2005年のジョブスのスタンフォード大学でのスピーチをご存知だろうか。
 
人生のドット(=獲得スキル)は後から振り返ると全て繋がっている、
未来に繋げようと思ってもそれはできない。後からしか分からないのだ。
 
私はあまり啓発系の本などは読まないタイプなのだが、このスピーチは響くものがあると思う。
ジョブス自身が大学を中退したことで、単位を気にせず好きな教科、カリグラフィーを学び、それによりアップルの美しいフォントが生まれたと語っている。このドットを認識することで、飛躍的に考え方が変わるし、転職をする際にも上手くいく確率が上がると思う。ぜひ、このスピーチを聞いてみてほしい。
 

※Steve Jobs のスピーチはこちら

 

私の場合も、振り返るとドットが繋がっている。

わらしべ長者のように、獲得したスキルが次に繋がっていき、最後に天職(ECコンサル)に行き着いたのだ。

 

 【ノコヴィッチのドット】

※赤字が獲得スキル

■商社 = 留学資金調達と、貿易実務

海外留学 = 翻訳理論、IT業界の未来予測

■衛星放送 = 翻訳者法律英語を学ぶ

■テレビ通販 = 仕入先開拓、海外売買契約輸入貿易財務諸表マーチャンダイジング

■Eコマース = マーチャンダイジング。事業部長としてP/L管理。聡明期でひたすらカテゴリー立上げ(プロマネ)

■ECコンサル = 海外事業立上げ(プロマネ)

 

ジョブスも言っているが、決して繋げようと思ってやってはいない。振り返って見ると繋がっていただけだ。

 

偶然か?いや、違う。かといって、ゲームの武器を集めるみたいに、ひたすら数を集めるほど人生長くはない。

 

では、どうすれば繋がるドットを獲得できるのか?

それは自分を信じるしかない。そして、自分がやりたいと思うこと(ジョブスでいうカリグラフィー)を愚直に追い続けることだ。私のポリシーは、周りに惑わされず(伸びている会社、有名な会社、給料がいいとかで会社を選ばない)、自分の基準で行きたい会社を選ぶこと。それなら、例え失敗しても自分の責任と思えるだろう。(これは、投資、資産運用も同じだ)
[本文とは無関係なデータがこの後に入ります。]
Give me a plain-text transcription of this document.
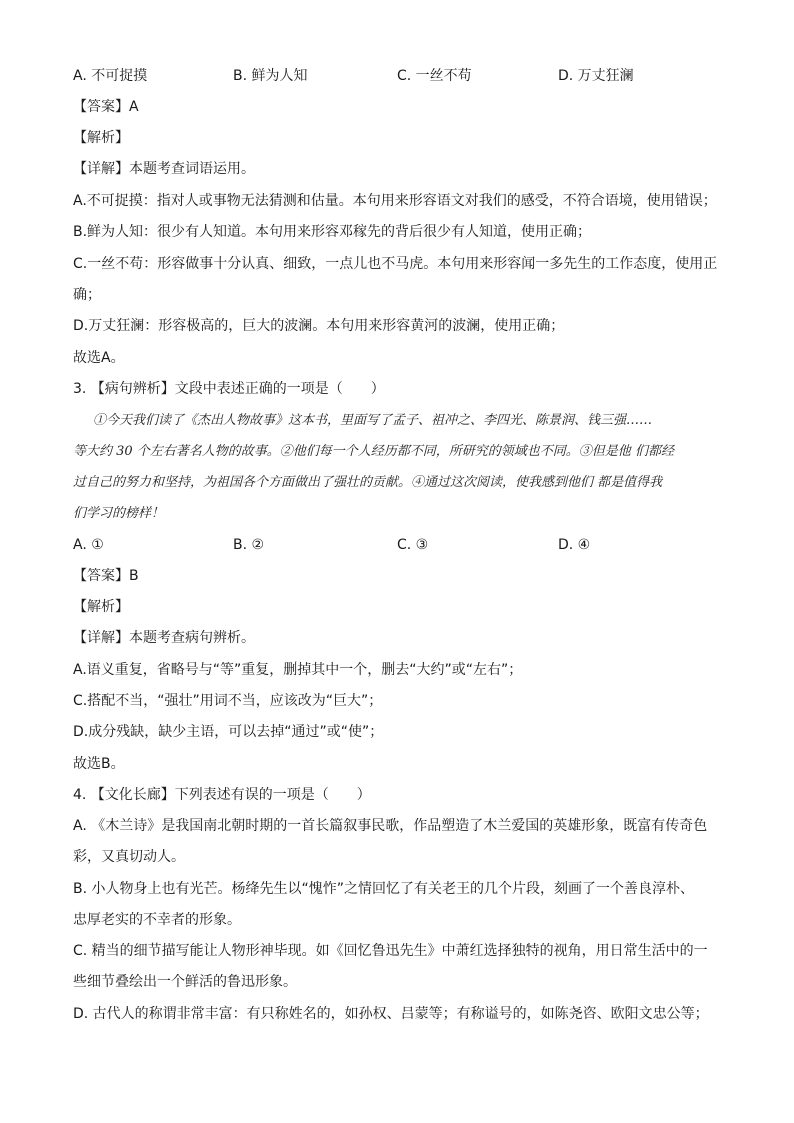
A. 不可捉摸	B. 鲜为人知	C. 一丝不苟	D. 万丈狂澜
【答案】A
【解析】
【详解】本题考查词语运用。
A.不可捉摸：指对人或事物无法猜测和估量。本句用来形容语文对我们的感受，不符合语境，使用错误；
B.鲜为人知：很少有人知道。本句用来形容邓稼先的背后很少有人知道，使用正确；
C.一丝不苟：形容做事十分认真、细致，一点儿也不马虎。本句用来形容闻一多先生的工作态度，使用正
确；
D.万丈狂澜：形容极高的，巨大的波澜。本句用来形容黄河的波澜，使用正确；
故选A。
3. 【病句辨析】文段中表述正确的一项是（　　）
①今天我们读了《杰出人物故事》这本书，里面写了孟子、祖冲之、李四光、陈景润、钱三强……
等大约 30 个左右著名人物的故事。②他们每一个人经历都不同，所研究的领域也不同。③但是他 们都经
过自己的努力和坚持，为祖国各个方面做出了强壮的贡献。④通过这次阅读，使我感到他们 都是值得我
们学习的榜样！
A. ①	B. ②	C. ③	D. ④
【答案】B
【解析】
【详解】本题考查病句辨析。
A.语义重复，省略号与“等”重复，删掉其中一个，删去“大约”或“左右”；
C.搭配不当，“强壮”用词不当，应该改为“巨大”；
D.成分残缺，缺少主语，可以去掉“通过”或“使”；
故选B。
4. 【文化长廊】下列表述有误的一项是（　　）
A. 《木兰诗》是我国南北朝时期的一首长篇叙事民歌，作品塑造了木兰爱国的英雄形象，既富有传奇色
彩，又真切动人。
B. 小人物身上也有光芒。杨绛先生以“愧怍”之情回忆了有关老王的几个片段，刻画了一个善良淳朴、
忠厚老实的不幸者的形象。
C. 精当的细节描写能让人物形神毕现。如《回忆鲁迅先生》中萧红选择独特的视角，用日常生活中的一
些细节叠绘出一个鲜活的鲁迅形象。
D. 古代人的称谓非常丰富：有只称姓名的，如孙权、吕蒙等；有称谥号的，如陈尧咨、欧阳文忠公等；
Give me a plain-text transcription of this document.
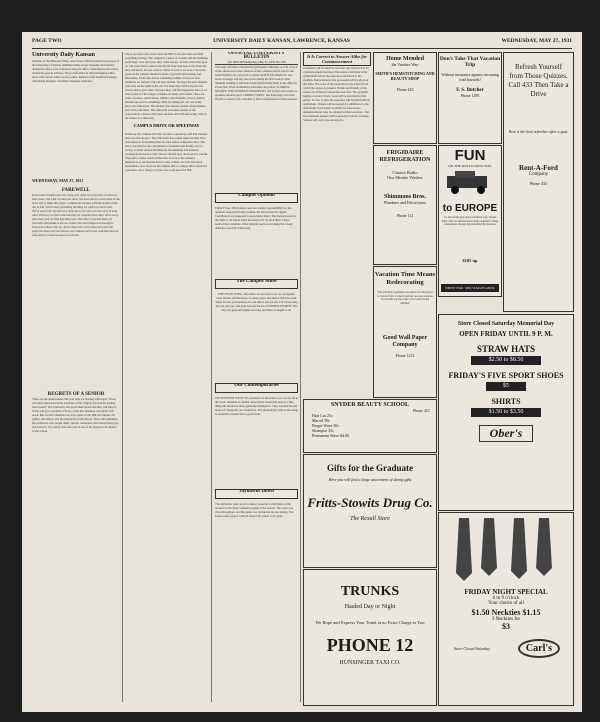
PAGE TWO	UNIVERSITY DAILY KANSAN, LAWRENCE, KANSAS	WEDNESDAY, MAY 27, 1931
University Daily Kansan
Member of the Missouri Valley Association Official student newspaper of the University of Kansas published daily except Saturday and Sunday during the school year. Entered at the post office. Subscription price three dollars the year in advance. News staff editor in chief managing editor news editor sports editor society editor. Business staff business manager advertising manager circulation manager assistants.
WEDNESDAY, MAY 27, 1931
FAREWELL
It has been a fourth year, but a long year when we look back on what we have done, and what we have not done. We have tried to write some of the news and to make this paper a campus newspaper, with the stories of the day in full. We've been graduating the thing for which we had come. We've seen it all. We have not done all we set out to do but we've at least tried. We'll say we have seen this that we wouldn't have tried. We're sorry, and every year we find this thing true. We'd like to say that these are farewells and thanks to all our readers who have helped us through it. Farewell to those who go, and to those who will come next year. Our paper has been read and reread, our columns have been criticized and our editorials have been praised. Good luck.
REGRETS OF A SENIOR
There are the usual seniors this year who are leaving with regret. Those who have taken part in the activities of the campus will feel the parting most keenly. The University has given them much and they will miss it. Some will go to graduate schools, some into business, and others will teach. But all will remember the days spent on the Hill, the friends, the games, the dances, and the long hours in the library. They will remember the professors who taught them, and the classmates who shared their joys and sorrows. The senior class this year is one of the largest in the history of the school.
Those are those who come upon the Hill for the first time and find everything strange. The campus is a place of wonder and the buildings seem huge. Year after year they come and go, and the University goes on. We want them to know that the life they lead here is the finest life they will know. Do not waste it. There is work to be done. The hours spent on the campus should be hours of growth and learning and fellowship. Each class leaves something behind. Each year new traditions are formed. The old ones remain. We hope the new students will carry on the spirit of the old. We hope they will be loyal to the school and to each other. We hope they will find happiness here as we have found it. The college activities are many and varied. There are clubs, societies, publications, athletics and dramatics. Every student should take part in something. Only by taking part can one really know the University. The student who merely attends classes misses half of his education. The other half is learned outside of the classroom in contacts with other students and with the faculty. This is the value of a University.
CAMPUS DRIVE OR SPEEDWAY
Some say the campus drive has become a speedway, and that students drive too fast along it. The University has posted signs but they have been ignored. Something must be done before someone is hurt. The drive was built for the convenience of students and faculty, not for racing. It winds around the Hill past the buildings and students crossing from class to class. Drivers should slow down and be careful. The police cannot watch all the time. It is up to the students themselves to see that the drive is safe. A little care will save lives. Remember, slow down on the campus drive. Campus drive should be a pleasure, not a danger to those who walk upon the Hill.
OFFICIAL UNIVERSITY BULLETIN
Vol. XXVIII Wednesday, May 27, 1931 No. 190
The band will meet at Robinson gymnasium Thursday at 4:30 o'clock in the afternoon for the rehearsal of the commencement march. All band members are expected to attend. MATH EXCHANGE. The book exchange will buy used texts during the first week in June. Students wishing to sell their books should bring them to the office in Fraser hall. Final examination schedules are posted. FLORIDA DEGREE FOR WOMEN'S ENGINEERS. All women who expect to graduate should report. CORRECTIONS. The following correction should be made in the schedule of final examinations for the semester.
Campus Opinion
Editor's Note. The Kansan does not assume responsibility for the opinions expressed in this column. All letters must be signed. Contributors are requested to keep letters short. The Kansan reserves the right to cut letters when necessary. Ed. To the Editor: I have noticed that a number of the students seem to be taking the wrong attitude toward the University.
The Campus Muse
THE SWAN SONG. Here there are no lovers now, no springtime roses bloom. All the hopes of others gone, and silence fills the room. Weep for me, ye mourners all, and shed a tear for me. For I have sung my last, my last, and gone beyond the sea. UNEMPLOYMENT. The days are gone and nights are long, and there is naught to do.
Our Contemporaries
WE ENJOYED SLEEP. The pleasures of the school year are not all in the work. Students at another school have found that sleep is a fine thing and should be more generally indulged in. They say that the late hours of college life are a handicap. The physiologist tells us that sleep is essential to health and to good work.
Jayhawks Down
The Jayhawks went down to defeat yesterday at the hands of the Sooners in the final conference game of the season. The score was close throughout, and the game was decided in the last inning. The Kansas nine played well but lacked the punch at the plate.
It Is Correct to Answer Alike for Commencement
Graduates will be asked to wear the cap and gown at all commencement exercises. The seniors will meet at the gymnasium before the exercises and march to the stadium. Instructions for the procession will be given at that time. The color of the tassel shows the school from which the degree is granted. Parents and friends of the seniors are invited to attend the exercises. The program begins at seven o'clock. Seats will be provided for the guests. In case of rain, the exercises will be held in Hoch auditorium. Tickets will be needed for admittance to the auditorium. Each senior is entitled to four tickets. Announcements may be obtained at the book store. The baccalaureate sermon will be preached Sunday evening. Seniors will wear caps and gowns.
Home Mended
the Vanities Way
SMITH'S HEMSTITCHING AND BEAUTY SHOP
Phone 443
Don't Take That Vacation Trip
Without insurance against incoming road hazards!
F. S. Butcher
Phone 1185
Refresh Yourself from Those Quizzes. Call 433 Then Take a Drive
Rest is the best refresher after a quiz.
Rent-A-Ford
Company
Phone 433
FRIGIDAIRE REFRIGERATION
Clarion Radio
Our Mimite Washer
Shimmons Bros.
Plumbers and Electricians
Phone 112
FUN
ON THE ROLLICKING WAY
to EUROPE
Go abroad the gay and economical way. Tourist third cabin on famous liners with congenial college companions. Round trip including all expenses.
$105 up
WHITE STAR · RED STAR ATLANTIC TRANSPORT
Vacation Time Means Redecorating
You will find a splendid assortment of wall papers to choose from. Come in and see our new patterns. Let us help you decorate your rooms for the summer.
Good Wall Paper Company
Phone 1212
Store Closed Saturday Memorial Day
OPEN FRIDAY UNTIL 9 P. M.
STRAW HATS
$2.50 to $8.50
FRIDAY'S FIVE SPORT SHOES
$5
SHIRTS
$1.50 to $3.50
Ober's
SNYDER BEAUTY SCHOOL
Phone 451
Hair Cut 25c
Marcel 50c
Finger Wave 50c
Shampoo 35c
Permanent Wave $4.00
Gifts for the Graduate
Here you will find a large assortment of dainty gifts
Fritts-Stowits Drug Co.
The Rexall Store
TRUNKS
Hauled Day or Night
We Rope and Express Your Trunk at no Extra Charge to You
PHONE 12
HUNSINGER TAXI CO.
FRIDAY NIGHT SPECIAL
6 to 9 o'clock
Your choice of all
$1.50 Neckties $1.15
3 Neckties for
$3
Store Closed Saturday	Carl's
コンマリじゃないが、トキメキがない会社 or ポジションに行くべきではない。

転職しないのも、それが自分の選択なら、それで良い。因みに社内異動でもドットは稼げる。

 

今の時代、転職が当たり前になりつつあるようだが、選択肢が増えるのは良いことだと思う。だが、安易に転職する前に、本当にやりたい事なのかを考えるべきだろう。そうしないとドットは繋がらないからだ。繰り返すが、本当に好きか、ではない。本当にやりたいか、である。


もうひとつのポイントは、ジョブスが大学を中退したことが好転のきっかけとなっていることだ。中退を推奨する訳ではないが、マイナスに思えることも、良い面を探して好転のチャンスと捉えることの重要性だ。私も起業で失敗したが、そのプロセスで学んだことは後々役に立っている。会社の政治的な問題で見切りをつけて辞めたこともあるが、そのおかげで素晴らしい会社に転職できた。その時は何で?と思ったとしても、振り返って良い判断だったと考えるポジティブさは大事だと思う。

 

実は、このスピーチの最後にジョブスは、もう一つ格言を残している。

人生は短い。他人の人生を生きて、時間を無駄にするな。

世間の評価に惑わされずに、自分の信念を貫け。それ以外のことは、さして重要ではない。


 2005年にアマゾンに入社した時は、周りからはバカにされた。でも、自分のやりたいことを明確に認識して入社した。1995年(amazon, google, livedoor などが創業した時代)に留学した時に、ITの凄さを知り、その業界に行きたいと10年間思い続けていたのだ。これは、留学時のドット(MITマルチメディアラボのニコラス・ネグロポンテの講義を聞いたこと)が大きく影響している。

 

そして、当然といえば当然なのだが、人を採用するときには、その人のドット(スキル)を見て、そのポジションとのフィットを見る。そういう意味では、ドットは繋がりやすいとも言えるだろう。

 

これは結果論だが、ドットを繋いで転職を繰り返すと、必然的にどんどんフィットが高くなるので、面接において、会社から選ばれるのではなく、こちらが会社を選ぶ側になれる。だから、50代になっても何度も天職ができたのだろう。

 

これを意識するだけで、キャリア形成がうまく行く確率は上がるはずなので、ぜひ自分のドットを整理してみてほしい。